Unfortunately this progress has brought us into another phase of chaos and misery. The cats are young, rambunctious, undisicplined, and let's face it, like all cats they're complete sociopaths. They couldn't care less about breaking your stuff, keeping you awake, gouging chunks out of your skin, and doing anything else they please, and expect to be able to cuddle you seconds after doing all of those things. They learn "no" only very slowly and, unlike a dog, they never actually care about anything other than whether they think they can't get away with doing something. The first few weeks, their noisiness and destructiveness was contained by the fact that they were hiding in one room all the time, but now that they have free reign of the house, they also have every chance to keep us up all night. Which of course they love to do, between their pouncing on everything in sight and their weird insistence on wanting to play with our bedroom door for hours, even when I spray them over and over. (An inexpensive draft dodger seems to have fixed that, though, thank the stars.)
There's also the problem of the cat litter. Specifically, that Socks wants to eat what's in it. We might be able to get around this by putting it up off the floor, but that's unlikely to work. Using an enclosed litterbox won't likely stop her either. Probably the best solution would be to cover the cat poop in cayenne pepper. One or two visits will likely put Socks off litterpan-treats forever. Until we get around to doing that, we have one fence still up screening off the utility room, and I'm oh so eager to see that come down and not have to step my sore knee over gates anymore.

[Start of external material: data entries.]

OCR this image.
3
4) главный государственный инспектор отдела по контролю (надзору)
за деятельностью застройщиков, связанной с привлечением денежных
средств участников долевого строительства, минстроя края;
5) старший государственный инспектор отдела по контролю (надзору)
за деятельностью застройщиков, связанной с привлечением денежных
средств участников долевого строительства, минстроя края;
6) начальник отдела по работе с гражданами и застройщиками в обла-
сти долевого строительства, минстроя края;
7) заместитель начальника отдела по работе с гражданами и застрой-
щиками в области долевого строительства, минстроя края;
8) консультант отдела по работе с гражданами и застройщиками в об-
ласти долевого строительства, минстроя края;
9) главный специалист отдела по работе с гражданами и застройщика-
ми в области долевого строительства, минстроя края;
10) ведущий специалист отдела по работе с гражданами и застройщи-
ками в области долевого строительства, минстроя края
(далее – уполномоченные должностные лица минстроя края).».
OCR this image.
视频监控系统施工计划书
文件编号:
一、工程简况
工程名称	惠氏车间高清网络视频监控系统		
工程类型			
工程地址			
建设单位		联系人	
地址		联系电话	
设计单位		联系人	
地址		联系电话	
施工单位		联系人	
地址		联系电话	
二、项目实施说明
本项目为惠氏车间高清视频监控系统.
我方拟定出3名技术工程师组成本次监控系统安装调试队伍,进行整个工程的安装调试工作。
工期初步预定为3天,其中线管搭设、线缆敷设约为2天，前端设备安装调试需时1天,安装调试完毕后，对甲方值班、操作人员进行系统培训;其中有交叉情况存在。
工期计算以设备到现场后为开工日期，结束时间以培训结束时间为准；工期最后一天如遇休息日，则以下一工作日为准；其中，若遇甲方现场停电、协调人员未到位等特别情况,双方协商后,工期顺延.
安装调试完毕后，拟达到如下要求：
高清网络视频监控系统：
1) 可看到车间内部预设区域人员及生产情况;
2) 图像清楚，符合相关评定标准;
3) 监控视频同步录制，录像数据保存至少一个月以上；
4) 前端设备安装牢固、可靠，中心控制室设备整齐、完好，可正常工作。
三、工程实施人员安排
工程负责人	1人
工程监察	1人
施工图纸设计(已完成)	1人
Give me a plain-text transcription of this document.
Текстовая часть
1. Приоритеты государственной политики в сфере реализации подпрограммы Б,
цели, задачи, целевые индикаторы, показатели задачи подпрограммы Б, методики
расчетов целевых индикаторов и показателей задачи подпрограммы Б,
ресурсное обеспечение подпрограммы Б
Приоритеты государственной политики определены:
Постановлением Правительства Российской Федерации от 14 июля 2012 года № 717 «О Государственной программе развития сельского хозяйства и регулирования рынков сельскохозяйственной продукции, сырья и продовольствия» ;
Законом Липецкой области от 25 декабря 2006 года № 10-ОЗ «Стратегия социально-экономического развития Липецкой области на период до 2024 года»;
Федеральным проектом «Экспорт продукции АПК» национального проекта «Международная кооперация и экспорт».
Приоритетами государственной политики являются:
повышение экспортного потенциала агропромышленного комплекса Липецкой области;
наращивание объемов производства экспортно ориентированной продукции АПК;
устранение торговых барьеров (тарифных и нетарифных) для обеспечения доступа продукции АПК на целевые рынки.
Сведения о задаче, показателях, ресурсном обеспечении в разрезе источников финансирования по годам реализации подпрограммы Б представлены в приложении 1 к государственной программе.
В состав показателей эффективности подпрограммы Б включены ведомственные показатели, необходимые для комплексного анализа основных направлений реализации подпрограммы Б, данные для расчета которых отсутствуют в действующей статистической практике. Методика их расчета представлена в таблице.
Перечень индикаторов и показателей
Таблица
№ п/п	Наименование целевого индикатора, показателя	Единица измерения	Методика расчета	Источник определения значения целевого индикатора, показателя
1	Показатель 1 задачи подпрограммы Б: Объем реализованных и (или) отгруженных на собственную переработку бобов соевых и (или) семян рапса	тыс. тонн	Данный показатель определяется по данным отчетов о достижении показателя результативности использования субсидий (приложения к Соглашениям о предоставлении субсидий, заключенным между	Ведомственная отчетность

Still, while the things yet to be done are tiresome, the progress we've made is huge. No more gate in the hallway, no more whining and yipping all the time, and I get to see and even pet the cats and feel like they're part of the family. In a few more weeks I might even get the game room back and be able to untarp the MAME cabinet and Asteroids game. (The air hockey table might be a total loss, though. I doubt I can ever stop them treating it as their personal perch, so I can't ever take its blankets off, in which case, why even have it? Unless I can think of a solution to that, I'll just move it back downstairs.)